The financial threat is simple to understand: anywhere outside of the US (including, despite the variance in calling rates, Canada), data costs $.02 a kilobyte. It is possible to buy an international data package from AT&T, and the woman to whom I spoke pitched it to me, for $24.99 a month, which gives you 20mb to use. Overages are, depending on country, between two cents and a half cent a kilobyte. So clearly avoiding these charges is something an international traveler should find important.
AT&T will turn off your EDGE if you call them (at 611) and ask them to. Presumably one should do this while boarding an international flight, since the airport pre-flight is the perfect place to use EDGE like a maniac. Then, one must call again upon return to the US to get the EDGE service reactivated. This clumsy procedure is the *only* way to travel internationally with your iPhone where one can both avoid ludicrous data charges and still call the device an actual "phone," should there be people trying to make contact in an emergency.
I asked the staffs at AT&T and Apple if an EDGE connection is established just in waking up the phone. Apple refused to answer, saying that "all billing" issues have to do with AT&T, ignoring the fact that I was asking a technical question. AT&T also did not answer straight, saying that EDGE is "always on," but that that's not a problem, since I have "unlimited data." Of course, when I reminded the woman that this was about international roaming, she just added that, yes, it would cost abroad, without answering, again, what the threshold of iPhone activity is before it makes EDGE connections and starts the two-cent-per meter.

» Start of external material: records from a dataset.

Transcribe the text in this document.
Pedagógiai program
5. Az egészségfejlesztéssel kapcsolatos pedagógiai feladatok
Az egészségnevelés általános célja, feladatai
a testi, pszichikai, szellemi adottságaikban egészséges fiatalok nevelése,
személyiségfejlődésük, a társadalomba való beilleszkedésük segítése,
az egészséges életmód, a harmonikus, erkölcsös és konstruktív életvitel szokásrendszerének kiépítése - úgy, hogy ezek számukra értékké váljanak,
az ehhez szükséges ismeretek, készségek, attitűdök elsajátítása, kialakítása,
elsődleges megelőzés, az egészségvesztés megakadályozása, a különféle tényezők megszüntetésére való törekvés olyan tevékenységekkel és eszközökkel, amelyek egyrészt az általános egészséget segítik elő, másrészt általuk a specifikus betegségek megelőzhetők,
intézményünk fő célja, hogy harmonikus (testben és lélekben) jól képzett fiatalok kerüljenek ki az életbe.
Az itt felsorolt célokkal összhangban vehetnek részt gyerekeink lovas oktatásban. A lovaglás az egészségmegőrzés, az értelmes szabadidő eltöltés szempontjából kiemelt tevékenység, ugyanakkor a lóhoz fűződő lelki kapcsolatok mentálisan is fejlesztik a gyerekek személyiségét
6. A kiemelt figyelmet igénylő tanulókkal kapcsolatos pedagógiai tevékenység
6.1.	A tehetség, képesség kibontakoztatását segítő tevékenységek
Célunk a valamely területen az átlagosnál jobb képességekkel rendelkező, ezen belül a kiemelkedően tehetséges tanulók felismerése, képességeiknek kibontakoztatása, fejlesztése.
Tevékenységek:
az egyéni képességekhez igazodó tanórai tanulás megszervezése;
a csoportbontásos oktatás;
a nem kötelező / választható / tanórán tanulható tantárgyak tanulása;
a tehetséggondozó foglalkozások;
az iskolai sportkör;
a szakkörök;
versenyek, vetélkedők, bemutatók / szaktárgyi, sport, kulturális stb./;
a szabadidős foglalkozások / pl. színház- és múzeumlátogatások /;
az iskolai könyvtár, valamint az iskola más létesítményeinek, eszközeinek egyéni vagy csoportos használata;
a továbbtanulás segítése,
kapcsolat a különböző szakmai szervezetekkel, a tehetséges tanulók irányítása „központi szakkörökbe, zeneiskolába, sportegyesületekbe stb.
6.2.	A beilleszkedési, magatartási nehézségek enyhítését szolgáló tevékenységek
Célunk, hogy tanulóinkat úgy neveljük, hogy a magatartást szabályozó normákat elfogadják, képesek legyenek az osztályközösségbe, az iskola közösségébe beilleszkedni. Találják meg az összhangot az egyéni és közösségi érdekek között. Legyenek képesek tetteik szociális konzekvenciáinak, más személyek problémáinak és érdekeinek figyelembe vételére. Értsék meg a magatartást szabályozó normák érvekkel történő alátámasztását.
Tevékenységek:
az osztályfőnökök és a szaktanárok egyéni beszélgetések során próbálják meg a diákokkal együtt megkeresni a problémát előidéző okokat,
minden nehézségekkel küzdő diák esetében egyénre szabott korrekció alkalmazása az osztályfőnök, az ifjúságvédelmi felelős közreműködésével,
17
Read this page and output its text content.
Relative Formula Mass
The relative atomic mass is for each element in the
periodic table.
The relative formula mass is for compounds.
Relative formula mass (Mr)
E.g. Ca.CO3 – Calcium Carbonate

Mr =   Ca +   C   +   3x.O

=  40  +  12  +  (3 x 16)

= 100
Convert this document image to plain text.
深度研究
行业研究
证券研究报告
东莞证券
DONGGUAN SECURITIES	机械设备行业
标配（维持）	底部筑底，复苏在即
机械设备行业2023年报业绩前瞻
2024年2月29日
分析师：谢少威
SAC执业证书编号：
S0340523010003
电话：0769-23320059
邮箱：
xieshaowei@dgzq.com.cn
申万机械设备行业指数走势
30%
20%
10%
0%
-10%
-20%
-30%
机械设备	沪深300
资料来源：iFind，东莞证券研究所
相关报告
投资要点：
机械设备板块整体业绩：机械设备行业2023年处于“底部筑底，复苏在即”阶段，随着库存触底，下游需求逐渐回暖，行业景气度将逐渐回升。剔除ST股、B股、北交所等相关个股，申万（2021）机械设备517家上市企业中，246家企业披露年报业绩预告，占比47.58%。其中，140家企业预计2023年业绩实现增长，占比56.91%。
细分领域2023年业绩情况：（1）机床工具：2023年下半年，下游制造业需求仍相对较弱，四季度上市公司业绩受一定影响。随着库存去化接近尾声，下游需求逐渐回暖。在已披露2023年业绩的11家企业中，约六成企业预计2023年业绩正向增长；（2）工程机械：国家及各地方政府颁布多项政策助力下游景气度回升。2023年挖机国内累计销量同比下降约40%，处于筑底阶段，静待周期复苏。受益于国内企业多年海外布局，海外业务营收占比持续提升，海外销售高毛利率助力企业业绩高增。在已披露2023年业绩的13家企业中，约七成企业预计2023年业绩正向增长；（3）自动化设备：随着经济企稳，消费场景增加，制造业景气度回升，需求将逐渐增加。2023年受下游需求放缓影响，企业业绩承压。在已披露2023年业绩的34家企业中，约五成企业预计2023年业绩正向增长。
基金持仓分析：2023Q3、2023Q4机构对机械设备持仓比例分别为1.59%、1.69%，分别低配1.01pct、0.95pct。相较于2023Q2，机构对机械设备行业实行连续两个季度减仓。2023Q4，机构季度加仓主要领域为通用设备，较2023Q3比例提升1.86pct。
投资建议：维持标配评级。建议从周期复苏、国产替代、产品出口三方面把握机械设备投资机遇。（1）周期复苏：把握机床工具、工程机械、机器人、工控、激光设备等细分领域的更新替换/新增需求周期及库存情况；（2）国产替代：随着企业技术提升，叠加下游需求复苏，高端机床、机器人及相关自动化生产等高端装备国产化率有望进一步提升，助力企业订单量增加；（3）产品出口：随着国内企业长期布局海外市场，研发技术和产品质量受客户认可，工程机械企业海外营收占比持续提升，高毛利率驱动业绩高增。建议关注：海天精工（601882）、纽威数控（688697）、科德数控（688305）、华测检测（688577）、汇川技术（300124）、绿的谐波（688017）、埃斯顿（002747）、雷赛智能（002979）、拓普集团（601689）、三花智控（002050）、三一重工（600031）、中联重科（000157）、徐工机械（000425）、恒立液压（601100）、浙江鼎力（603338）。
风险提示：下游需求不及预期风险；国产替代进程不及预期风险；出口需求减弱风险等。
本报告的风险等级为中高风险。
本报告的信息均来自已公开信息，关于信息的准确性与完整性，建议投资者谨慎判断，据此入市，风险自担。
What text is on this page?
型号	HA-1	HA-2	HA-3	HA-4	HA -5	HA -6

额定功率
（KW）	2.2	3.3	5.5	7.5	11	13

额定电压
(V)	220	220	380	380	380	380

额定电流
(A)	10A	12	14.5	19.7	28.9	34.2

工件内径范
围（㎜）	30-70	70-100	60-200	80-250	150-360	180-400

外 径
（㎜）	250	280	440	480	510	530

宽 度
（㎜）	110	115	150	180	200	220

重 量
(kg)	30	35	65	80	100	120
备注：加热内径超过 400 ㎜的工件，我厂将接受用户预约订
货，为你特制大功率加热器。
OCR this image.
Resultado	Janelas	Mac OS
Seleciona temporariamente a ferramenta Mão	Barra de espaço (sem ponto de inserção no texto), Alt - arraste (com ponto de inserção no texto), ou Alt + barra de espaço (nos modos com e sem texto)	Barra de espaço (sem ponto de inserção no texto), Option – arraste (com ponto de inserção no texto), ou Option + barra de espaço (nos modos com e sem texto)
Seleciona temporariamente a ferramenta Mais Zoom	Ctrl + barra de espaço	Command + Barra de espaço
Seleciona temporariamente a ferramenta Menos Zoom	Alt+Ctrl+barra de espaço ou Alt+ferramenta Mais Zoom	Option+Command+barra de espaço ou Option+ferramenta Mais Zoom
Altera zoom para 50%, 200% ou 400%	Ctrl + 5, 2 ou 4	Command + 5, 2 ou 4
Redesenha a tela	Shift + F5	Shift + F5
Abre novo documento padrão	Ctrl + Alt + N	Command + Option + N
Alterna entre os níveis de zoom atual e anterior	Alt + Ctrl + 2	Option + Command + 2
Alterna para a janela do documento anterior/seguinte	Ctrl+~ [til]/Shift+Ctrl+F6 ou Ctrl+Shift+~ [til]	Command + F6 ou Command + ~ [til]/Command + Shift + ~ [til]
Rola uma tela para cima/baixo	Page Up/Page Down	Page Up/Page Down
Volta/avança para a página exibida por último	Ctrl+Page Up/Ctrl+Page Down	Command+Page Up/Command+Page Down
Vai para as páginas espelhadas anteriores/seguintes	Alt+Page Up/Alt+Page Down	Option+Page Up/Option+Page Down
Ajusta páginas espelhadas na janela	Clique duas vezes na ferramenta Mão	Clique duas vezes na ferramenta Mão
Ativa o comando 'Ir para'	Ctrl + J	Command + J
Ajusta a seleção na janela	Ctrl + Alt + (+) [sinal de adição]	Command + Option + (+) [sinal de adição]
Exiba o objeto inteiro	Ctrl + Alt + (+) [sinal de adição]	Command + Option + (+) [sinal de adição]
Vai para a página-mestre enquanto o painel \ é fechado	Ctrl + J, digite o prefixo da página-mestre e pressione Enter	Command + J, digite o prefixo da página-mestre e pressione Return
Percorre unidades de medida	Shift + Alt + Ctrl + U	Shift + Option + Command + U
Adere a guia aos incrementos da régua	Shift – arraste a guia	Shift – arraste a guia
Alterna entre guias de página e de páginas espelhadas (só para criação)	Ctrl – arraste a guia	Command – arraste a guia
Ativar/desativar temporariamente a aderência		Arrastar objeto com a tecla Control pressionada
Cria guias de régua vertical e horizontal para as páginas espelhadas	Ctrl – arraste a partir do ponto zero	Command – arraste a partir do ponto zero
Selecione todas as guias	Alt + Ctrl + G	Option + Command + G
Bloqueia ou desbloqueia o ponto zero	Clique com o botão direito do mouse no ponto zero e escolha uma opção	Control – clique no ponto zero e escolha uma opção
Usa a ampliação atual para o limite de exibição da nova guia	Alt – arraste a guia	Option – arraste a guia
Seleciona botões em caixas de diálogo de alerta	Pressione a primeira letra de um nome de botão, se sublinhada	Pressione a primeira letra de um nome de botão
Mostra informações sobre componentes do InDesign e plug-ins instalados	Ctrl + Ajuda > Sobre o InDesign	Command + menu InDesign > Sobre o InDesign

For a long time, I had suspected that EDGE is "always on"--when I wake up my iPhone near cheap speakers, I often immediately hear the distinctive static that is cellular information floating in the ether, without even making a call or anything. And that seems to be the default that I will now assume. So until someone with more technical expertise can figure out what, precisely, one can do on an iPhone without either turning it to Airplane Mode or using the EDGE network, I will have to call AT&T to disable the service every time I fly abroad.
Incidentally, a lot of this information is contained, though in far more chaotic form, on the Apple forum about the iPhone.